An Exercise in Equity and Efficiency of a Lottery
As an Associate Fellow with the Office of Evaluation Sciences, I’ve had the opportunity to collaborate on a series of projects linked to the distribution and impact of pandemic relief for small businesses. One such project that some brilliant researchers on our team spearheaded centered on the distributional consequences on different financial award disbursement mechanisms.
To do this, one might anticipate that these researchers did a standard regression analysis to assess how business, and business owner, characteristics led to disparities in access. However, this approach is limited in one key respect: endogeneity.
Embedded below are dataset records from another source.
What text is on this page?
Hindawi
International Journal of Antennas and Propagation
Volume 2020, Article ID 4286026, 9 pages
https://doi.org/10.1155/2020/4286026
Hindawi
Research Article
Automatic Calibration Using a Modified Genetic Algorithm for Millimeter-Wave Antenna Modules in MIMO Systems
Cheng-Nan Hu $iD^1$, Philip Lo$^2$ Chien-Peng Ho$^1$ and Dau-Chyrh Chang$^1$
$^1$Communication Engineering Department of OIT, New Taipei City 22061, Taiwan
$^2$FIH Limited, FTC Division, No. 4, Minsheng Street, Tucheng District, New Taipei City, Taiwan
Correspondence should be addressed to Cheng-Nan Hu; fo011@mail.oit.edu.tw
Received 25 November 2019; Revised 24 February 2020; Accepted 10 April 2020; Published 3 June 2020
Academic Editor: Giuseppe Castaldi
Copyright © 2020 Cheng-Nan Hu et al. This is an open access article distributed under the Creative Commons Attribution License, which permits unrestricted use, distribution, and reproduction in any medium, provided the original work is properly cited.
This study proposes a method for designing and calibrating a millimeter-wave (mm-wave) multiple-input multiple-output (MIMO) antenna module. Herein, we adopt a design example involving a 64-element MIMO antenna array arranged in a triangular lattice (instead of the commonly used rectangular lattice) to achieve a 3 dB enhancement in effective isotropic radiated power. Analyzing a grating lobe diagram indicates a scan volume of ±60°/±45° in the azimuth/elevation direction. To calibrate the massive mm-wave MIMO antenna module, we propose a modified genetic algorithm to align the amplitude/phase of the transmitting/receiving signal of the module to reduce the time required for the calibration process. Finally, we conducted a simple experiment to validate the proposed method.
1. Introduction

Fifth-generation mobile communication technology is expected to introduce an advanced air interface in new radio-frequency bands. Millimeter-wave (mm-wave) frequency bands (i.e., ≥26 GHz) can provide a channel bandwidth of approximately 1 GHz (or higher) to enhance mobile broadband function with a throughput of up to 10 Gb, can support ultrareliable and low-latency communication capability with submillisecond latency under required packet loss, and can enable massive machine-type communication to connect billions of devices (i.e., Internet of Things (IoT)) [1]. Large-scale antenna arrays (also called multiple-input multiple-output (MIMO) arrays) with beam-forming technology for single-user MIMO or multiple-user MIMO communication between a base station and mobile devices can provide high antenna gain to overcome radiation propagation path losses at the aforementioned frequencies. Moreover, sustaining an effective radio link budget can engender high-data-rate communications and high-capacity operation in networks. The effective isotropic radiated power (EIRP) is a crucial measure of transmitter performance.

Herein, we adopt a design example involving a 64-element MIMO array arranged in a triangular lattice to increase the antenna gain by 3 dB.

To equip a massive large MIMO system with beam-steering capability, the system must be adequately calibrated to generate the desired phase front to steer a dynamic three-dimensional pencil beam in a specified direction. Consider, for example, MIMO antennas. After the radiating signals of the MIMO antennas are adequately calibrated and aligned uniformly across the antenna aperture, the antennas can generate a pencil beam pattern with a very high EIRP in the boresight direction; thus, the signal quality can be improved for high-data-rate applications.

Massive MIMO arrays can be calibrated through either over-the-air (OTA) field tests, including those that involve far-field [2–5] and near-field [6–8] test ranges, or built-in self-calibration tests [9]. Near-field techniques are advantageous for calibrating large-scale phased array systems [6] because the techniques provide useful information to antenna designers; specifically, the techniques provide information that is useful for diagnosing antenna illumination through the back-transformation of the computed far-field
It is impossible to know whether unobserved factors (factors that just couldn’t be measured because of limited availability of data) were the true cause of observed disparities.
So, the researchers did something that a number of other scholars have done in addressing similar questions related to a government’s or organization’s disbursement of financial awards. They simulated how different disbursement mechanisms affected the distribution of awards and summarized any systematic disparities in awards received that emerged.
I won’t summarize all their findings here, but I encourage anyone interested to read the full report. Instead, I want to use this post as an opportunity to flesh out a much more stylized and abstract exercise in equity that not only speaks to the question of award disbursement, but also to the effect disbursement mechanisms have on awardee outcomes: namely, survival, which is linked more generally to the issue of efficiency.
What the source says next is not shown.